Osman Batur, Çin ve Rusya'ya karşı gösterdiği mücadele ve direnişle Türk tarihinin kahramanları arasında yerini almıştır. Bağımsızlık için verdiği savaş, zamanla bir destana dönüşmüştür. Zulme karşı direnen Osman Batur, bu süreçte zor durumda olan Türk toplulukları için bir umut kaynağı olmuştur. Osman Batur'un hayatı ve mücadelesi, Türk milletinin bağımsızlık yolundaki kararlılığını simgeler.
Osman Batur kimdir?
Osman Batur, asıl ismi Osman İslamoğlu'dur. "Batur" lakabı, ona halk tarafından verilmiş, kahraman anlamına gelen bir isim. 1899'da Doğu Türkistan’ın Altay bölgesinde, Köktogay'da doğdu. Babası İslam Bey, orta halli bir çiftçiydi. Göçebe Kazak hayatını yaşayarak büyüdü. 10 yaşından önce iyi bir binici ve usta bir avcı olan Osman Batur, savaş sanatının inceliklerini 12 yaşında hizmetine girdiği Kazak Türklerinden olan Böke Batur'dan öğrenmiştir. Böke Batur'un Çinlilere yenilmesi akabinde Böke Batur'un Tibet üzerinden Türkiye'ye ulaşmaya çalışırken yakalanıp başının kesilmesinden sonra doğduğu yerde 40 yaşına kadar çiftçilikle uğraştı. 1940 yılına gelindiğinde Çin yönetiminin baskılarını iyice arttırması üzerine silahını alarak tek başına dağa çıktı. Tek başına başladığı mücadeleyi 29 Nisan 1951'de Urumçi'de idam edilene dek sürdürdü.

Osman Batur’un Doğu Türkistan mücadelesi
Doğu Türkistan ticaret yolunun merkezi olduğu için her zaman büyük güçlerin, özellikle de sınır ülkelerinin gözünü diktiği bir bölgeydi. Çin, 639'da Hunlarla savaşarak Doğu Türkistan'ı işgal etmiş ve ancak 715'e geldiğimizde oradan çıkarılabilmişti.

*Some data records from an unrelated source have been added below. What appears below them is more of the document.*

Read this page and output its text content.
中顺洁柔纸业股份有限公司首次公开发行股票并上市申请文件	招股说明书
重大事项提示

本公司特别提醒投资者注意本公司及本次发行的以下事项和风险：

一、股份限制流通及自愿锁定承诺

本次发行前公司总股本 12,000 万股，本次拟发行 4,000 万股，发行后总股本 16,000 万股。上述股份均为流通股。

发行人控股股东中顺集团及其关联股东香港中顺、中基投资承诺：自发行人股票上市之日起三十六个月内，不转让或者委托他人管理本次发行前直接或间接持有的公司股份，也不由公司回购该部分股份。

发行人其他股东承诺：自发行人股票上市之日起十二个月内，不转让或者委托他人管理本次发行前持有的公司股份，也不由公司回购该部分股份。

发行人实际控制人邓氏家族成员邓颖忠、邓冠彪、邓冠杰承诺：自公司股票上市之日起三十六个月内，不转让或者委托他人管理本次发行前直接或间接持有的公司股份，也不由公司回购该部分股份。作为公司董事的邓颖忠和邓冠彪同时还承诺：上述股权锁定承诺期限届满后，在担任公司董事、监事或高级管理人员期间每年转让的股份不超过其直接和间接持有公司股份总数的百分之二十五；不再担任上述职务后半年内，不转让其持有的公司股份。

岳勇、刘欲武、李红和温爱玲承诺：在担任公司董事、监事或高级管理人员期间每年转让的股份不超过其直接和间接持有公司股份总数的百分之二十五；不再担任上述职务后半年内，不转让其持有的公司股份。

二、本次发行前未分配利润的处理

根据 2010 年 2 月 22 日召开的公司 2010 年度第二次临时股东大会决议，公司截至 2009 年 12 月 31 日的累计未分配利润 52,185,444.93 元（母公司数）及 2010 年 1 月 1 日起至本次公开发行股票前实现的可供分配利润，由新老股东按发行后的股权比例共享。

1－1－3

Tam 11 asır sonra 1880'li yıllara geldiğimizde İngiltere ve Rusya'nın Çin'i hesap etmeden bu topraklara girmesi, Doğu Türkistan'ın tekrardan özgürlüğünü kaybetmesine ve 1100 yıl sonra tekrardan Çin idaresi altına girmesine neden oldu.
Çin, 1876’da Doğu Türkistan'ı işgal etti ve 8 sene süren kanlı savaş sonucunda Çin, 1884'te özerk bir eyalet olarak Doğu Türkistan'ı idaresi altına aldı. Özerk dediğime bakmayın, Uygurların kendilerini yönetme ve temsil etme hakları hala yok. Doğu Türkistan’daki bütün önemli siyasi, ekonomik ve yönetim pozisyonlarının %90’ı Çinlilerin elinde.
Doğu Türkistan için bu kadar uğraşmalarının sebebi buranın çok stratejik bir konumda olmasıydı. Doğu Türkistan'ın 3 tarafı dağlarla çevrili, yalnızca Çin'e bakan tarafı dümdüz. Çin'in topraklarının 6'da 1'ini, sınırlarınınsa 4'te 1'ini oluşturuyor. 18884'te Çinli General Zuo Zong Tang "Çin'in güçlenmesi Kuzeybatı olmazdan olamaz." Demişti.
Kuzeybatı, yani Doğu Türkistan. Çin hala bu düşüncede ve yaptığı zulme, soykırıma bu mentalitede devam ediyor. Yabancılardan topraklarını temizlemek isteyen Uygurlar, Çinlilere karşı çok fazla ayaklandılar: Bunlardan ikisi başarıya ulaştı. İlk önce 1933’de daha sonra 1944’te Doğu Türkistan Cumhuriyeti devletini kurdular ancak bu bağımsız cumhuriyetler, Sovyet askeri müdahaleleriyle devrildi. Osman Batur'un neredeyse yeni işgal edilmiş bir bölgede doğması sizin için bir şey ifade ediyor mu? Henüz sinmemiş bir halk var. Çin'in tüm baskıları şiddetle devam ediyor o tarihte. Halk da sokakta protestolar düzenliyor.